Like the Philharmonic's visit to the hall in 2002, this one drew a large, rapt house (the best-attended classical event at the Meyerhoff in months). It's always rewarding to be in a room packed with people who seem to be hanging on every note, savoring a communal experience.

Temirkanov can be faulted for sticking to a rather narrow list of pieces, but he sure doesn't take any of them for granted.

He sent Prokofiev's Symphony No. 1 on a fleet, effervescent course, without slighting any of the warm or wry aspects in the piece. There was something unmistakably affectionate about the conductor's approach, a gentle underlining of the nostalgic shadows behind this updated classicism.

Although the violins didn't make the cleanest initial attack, it was smooth, glistening sailing after that. (The section had an unexpected guest, BSO concertmaster Jonathan Carney, who sat in the third stand for part of the concert.) The rest of the orchestra, too, sounded remarkably refined and attentive.

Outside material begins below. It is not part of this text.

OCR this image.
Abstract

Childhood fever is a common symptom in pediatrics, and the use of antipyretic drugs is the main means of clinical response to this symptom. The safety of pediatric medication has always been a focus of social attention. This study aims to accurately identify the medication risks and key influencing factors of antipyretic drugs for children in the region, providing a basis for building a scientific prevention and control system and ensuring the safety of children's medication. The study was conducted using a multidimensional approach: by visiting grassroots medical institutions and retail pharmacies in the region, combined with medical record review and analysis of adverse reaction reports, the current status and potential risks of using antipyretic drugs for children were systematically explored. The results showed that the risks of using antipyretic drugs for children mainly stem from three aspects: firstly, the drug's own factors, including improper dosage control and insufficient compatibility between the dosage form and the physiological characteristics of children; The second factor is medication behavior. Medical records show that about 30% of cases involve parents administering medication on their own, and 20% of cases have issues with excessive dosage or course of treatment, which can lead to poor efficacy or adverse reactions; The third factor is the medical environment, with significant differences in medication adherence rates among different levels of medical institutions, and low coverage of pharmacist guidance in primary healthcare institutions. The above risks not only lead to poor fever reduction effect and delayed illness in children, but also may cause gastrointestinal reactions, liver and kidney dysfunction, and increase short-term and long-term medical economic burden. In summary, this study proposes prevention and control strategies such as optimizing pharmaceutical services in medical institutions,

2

The Cello Concerto No. 1 by Shostakovich, like so many of his works, suggests an aural diary where innermost worries and dreams have been recorded. The brilliant American cellist Lynn Harrell unlocked those secrets with playing that was extraordinarily incisive and gripping, not to mention technically splendid. Temirkanov matched him for insight; the orchestra, including a fearless horn soloist, matched Harrell for virtuosity.

Temirkanov has programmed Tchaikovsky's Pathetique Symphony twice with the BSO in four years, and inspired potent performances both times, but nothing like what he and his countrymen achieved here.

It was as if everyone on that stage were feeling Tchaikovsky's pain - living it, really. And there is pain in this symphony, probably not the self-pitying type we used to assign to this score under the assumption that the composer was terribly lonely and hopelessly guilt-ridden about his sexuality.

Recent scholarship suggests he wasn't so miserable, but what he put into this symphony cannot be waved off as mere notes. A life is nakedly exposed here, all the good and bad, all the determination and doubt; with the stroke of a gong and a brass chorale as a eulogy, that life slips away into the unknown.

Without any heavy-handed twists of phrasing or dynamics, Temirkanov made all of this feel incredibly personal and real as he drew a searing response from the Philharmonic. As a demonstration of pure orchestral mettle, the performance would have been striking enough. As an expression of music's visceral power, it was simply profound.

Temirkanov looked drained afterward, but responded to the persistent ovation with an encore, the same one he offered after the Philharmonic's 2002 concert here - Elgar's soul-cleansing Nimrod. Coming after the Pathetique, the effect could not have been more cathartic.